Publicado em: 24/03/2026 às 10:35hs
A Federação da Agricultura e Pecuária do Estado de Santa Catarina encaminhou um pedido ao governador Jorginho Mello solicitando a redução temporária dos tributos estaduais sobre o diesel.
A proposta visa amenizar os impactos da alta dos combustíveis sobre o setor agropecuário catarinense, especialmente em um momento estratégico de colheita e plantio da segunda safra.

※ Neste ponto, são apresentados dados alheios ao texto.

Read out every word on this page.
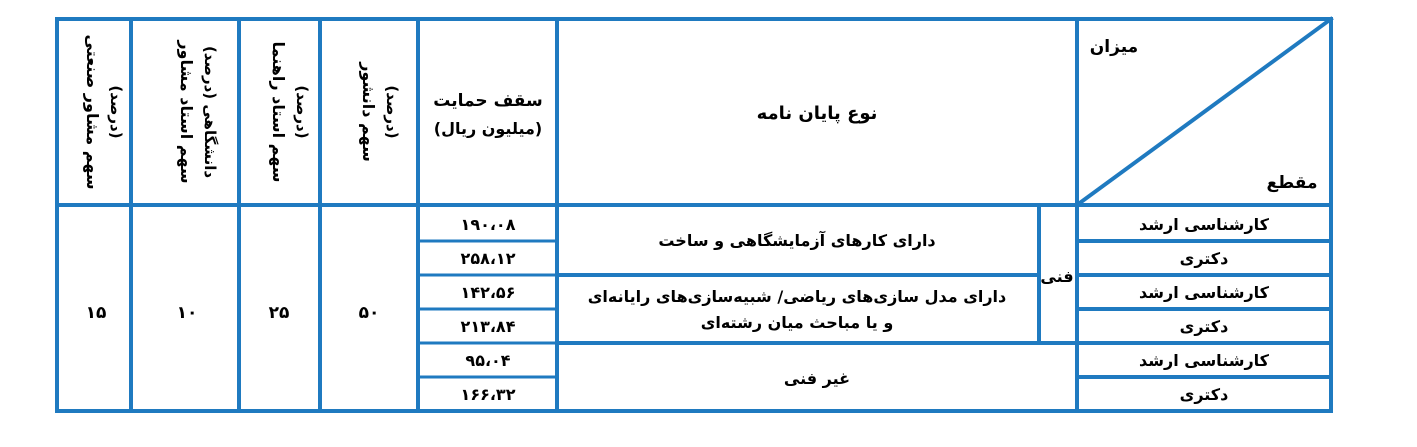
میزان
مقطع
نوع پایان نامه
سقف حمایت
(میلیون ریال)
سهم دانشور (درصد)
سهم استاد راهنما (درصد)
سهم استاد مشاور دانشگاهی (درصد)
سهم مشاور صنعتی (درصد)
کارشناسی ارشد
دکتری
کارشناسی ارشد
دکتری
کارشناسی ارشد
دکتری
فنی
دارای کارهای آزمایشگاهی و ساخت
دارای مدل سازی‌های ریاضی/ شبیه‌سازی‌های رایانه‌ای
و یا مباحث میان رشته‌ای
غیر فنی
۱۹۰،۰۸
۲۵۸،۱۲
۱۴۲،۵۶
۲۱۳،۸۴
۹۵،۰۴
۱۶۶،۳۲
۵۰
۲۵
۱۰
۱۵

O pedido da entidade ocorre em meio à instabilidade no mercado internacional de petróleo, agravada por conflitos no Oriente Médio, que têm provocado aumento nos preços dos combustíveis.
Esse cenário afeta diretamente a agricultura brasileira, que depende fortemente do diesel para operações no campo, transporte e logística da produção.
No documento, o presidente da FAESC, José Zeferino Pedrozo, destaca que os tributos estaduais representam, em média, 38,4% do valor final do diesel comercializado em Santa Catarina.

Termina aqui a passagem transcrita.